A look at the list of wind recipients of the 1603 program reveals that it is mainly large and well-established companies have benefited of the Treasury’s largesse. For instance, it paid out $3.9 billion to projects that used GE’s turbines. Mitsubishi and Siemens are also on the list of the large companies that benefited from 1603 section by making wind-turbine gear (while also benefiting indirectly from the PTC).

Also, corporate giants NRG and NextEra respectively received $145.5 million and $955.5 million in cash as wind-farm owners. These payments come on top of the hundreds of millions of dollars that NRG and NextEra have received and will receive in cash or other forms for solar projects funded under the 1705 loan program. NRG, for instance, obtained $3.8 billion in loan guarantees for three separate solar projects. One of them was a $1.2 billion guarantee to build the California Valley Solar Ranch, for which the company is eligible for a $430 million cash payment under the Section 1603. The company’s other solar projects will also be eligible for some 1603 cash when they are completed. It is also worth noting that NRG also received some 39 grants under the stimulus bill of 2009. The list goes on and on . . .

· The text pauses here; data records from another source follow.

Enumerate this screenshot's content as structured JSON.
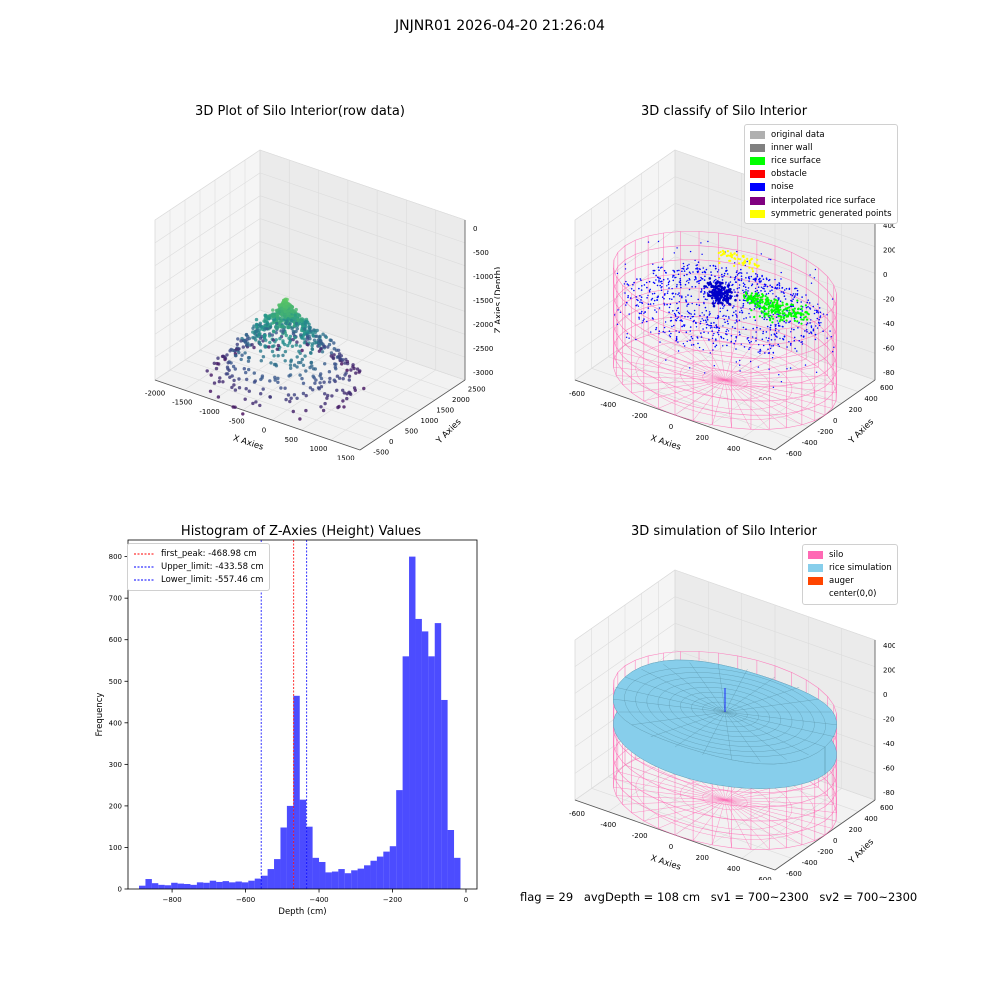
{
  "suptitle": "JNJNR01 2026-04-20 21:26:04",
  "chart_data": [
    {
      "type": "scatter",
      "title": "3D Plot of Silo Interior(row data)",
      "xlabel": "X Axies",
      "ylabel": "Y Axies",
      "zlabel": "Z Axies (Depth)",
      "xticks": [
        "-2000",
        "-1500",
        "-1000",
        "-500",
        "0",
        "500",
        "1000",
        "1500"
      ],
      "yticks": [
        "-500",
        "0",
        "500",
        "1000",
        "1500",
        "2000",
        "2500"
      ],
      "zticks": [
        "0",
        "-500",
        "-1000",
        "-1500",
        "-2000",
        "-2500",
        "-3000"
      ],
      "xlim": [
        -2000,
        1700
      ],
      "ylim": [
        -600,
        2700
      ],
      "zlim": [
        -3100,
        100
      ],
      "colormap": "viridis",
      "cluster_center": {
        "x": 0,
        "y": 0,
        "z": -1100
      }
    },
    {
      "type": "scatter",
      "title": "3D classify of Silo Interior",
      "xlabel": "X Axies",
      "ylabel": "Y Axies",
      "zlabel": "Z Axies (Depth)",
      "xticks": [
        "-600",
        "-400",
        "-200",
        "0",
        "200",
        "400",
        "600"
      ],
      "yticks": [
        "-600",
        "-400",
        "-200",
        "0",
        "200",
        "400",
        "600"
      ],
      "zticks": [
        "400",
        "200",
        "0",
        "-200",
        "-400",
        "-600",
        "-800"
      ],
      "legend": [
        {
          "label": "original data",
          "color": "#b0b0b0"
        },
        {
          "label": "inner wall",
          "color": "#808080"
        },
        {
          "label": "rice surface",
          "color": "#00ff00"
        },
        {
          "label": "obstacle",
          "color": "#ff0000"
        },
        {
          "label": "noise",
          "color": "#0000ff"
        },
        {
          "label": "interpolated rice surface",
          "color": "#800080"
        },
        {
          "label": "symmetric generated points",
          "color": "#ffff00"
        }
      ],
      "legend_position": "top-right",
      "silo_color": "#ff69b4"
    },
    {
      "type": "bar",
      "title": "Histogram of Z-Axies (Height) Values",
      "xlabel": "Depth (cm)",
      "ylabel": "Frequency",
      "xlim": [
        -920,
        30
      ],
      "ylim": [
        0,
        840
      ],
      "xticks": [
        -800,
        -600,
        -400,
        -200,
        0
      ],
      "yticks": [
        0,
        100,
        200,
        300,
        400,
        500,
        600,
        700,
        800
      ],
      "bar_color": "#0000ff",
      "bin_start": -890,
      "bin_width": 17.5,
      "values": [
        8,
        24,
        14,
        10,
        9,
        15,
        13,
        12,
        10,
        16,
        15,
        20,
        17,
        19,
        16,
        18,
        16,
        20,
        25,
        32,
        48,
        72,
        148,
        200,
        465,
        215,
        150,
        75,
        65,
        40,
        42,
        48,
        38,
        45,
        49,
        57,
        68,
        78,
        90,
        103,
        238,
        560,
        800,
        650,
        620,
        560,
        640,
        455,
        142,
        75
      ],
      "lines": [
        {
          "label": "first_peak: -468.98 cm",
          "x": -468.98,
          "color": "#ff0000"
        },
        {
          "label": "Upper_limit: -433.58 cm",
          "x": -433.58,
          "color": "#0000ff"
        },
        {
          "label": "Lower_limit: -557.46 cm",
          "x": -557.46,
          "color": "#0000ff"
        }
      ],
      "legend_position": "top-left"
    },
    {
      "type": "surface",
      "title": "3D simulation of Silo Interior",
      "xlabel": "X Axies",
      "ylabel": "Y Axies",
      "zlabel": "Z Axies (Depth)",
      "xticks": [
        "-600",
        "-400",
        "-200",
        "0",
        "200",
        "400",
        "600"
      ],
      "yticks": [
        "-600",
        "-400",
        "-200",
        "0",
        "200",
        "400",
        "600"
      ],
      "zticks": [
        "400",
        "200",
        "0",
        "-200",
        "-400",
        "-600",
        "-800"
      ],
      "legend": [
        {
          "label": "silo",
          "color": "#ff69b4"
        },
        {
          "label": "rice simulation",
          "color": "#87ceeb"
        },
        {
          "label": "auger",
          "color": "#ff4500"
        },
        {
          "label": "center(0,0)",
          "color": "#ffffff"
        }
      ],
      "legend_position": "top-right"
    }
  ],
  "footer": {
    "flag": "flag = 29",
    "avg": "avgDepth = 108 cm",
    "sv1": "sv1 = 700~2300",
    "sv2": "sv2 = 700~2300"
  }
}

I am picking on green-energy companies and their redundant subsidies, but the same can be said about any subsidies going any other private companies. I am against the billion of dollars spent on subsidies for fossil-fuel, nuclear, and natural-gas industries, as well as the ones going to the farm industry and  financial industry.

On that note, I will once again leave the conclusion to former Reagan budget director David Stockman, because his comment written back in 1986 continues to be incrediblu relevant in today’s politics, especially in the light of the fiscal cliff bill and the upcoming pork-ridden Sandy bill. He wrote:

I had long insisted, to any liberals who would listen, that the supply-side revolution would be different from the corrupted opportunism of the organized business groups; that it would go after weak claims like Boeing’s, not just weak clients such as food stamp recipients. Given the heave-ho to the well-heeled lobbyists of the big corporations who keep the whole scam alive would be dramatic proof that we meant business, not business-as-usual.

You can substitute any company’s name (GE, NRG, or Goldman Sachs) to Boeing in this quote (even though 30 years later Boeing remains a gigantic crony) and apply the quotation to all forms of subsidies (oil, gas, wind, small businesses, manufacturers, automobiles, banks, etc.). 

The CBO projects that after this fiscal-cliff deal, the cumulative deficit of the U.S. over ten years will be almost $7 trillion dollars. Especially in that kind of fiscal environment, it is time to end cronyism.

Veronique de Rugy is a senior research fellow at the Mercatus Center at George Mason University.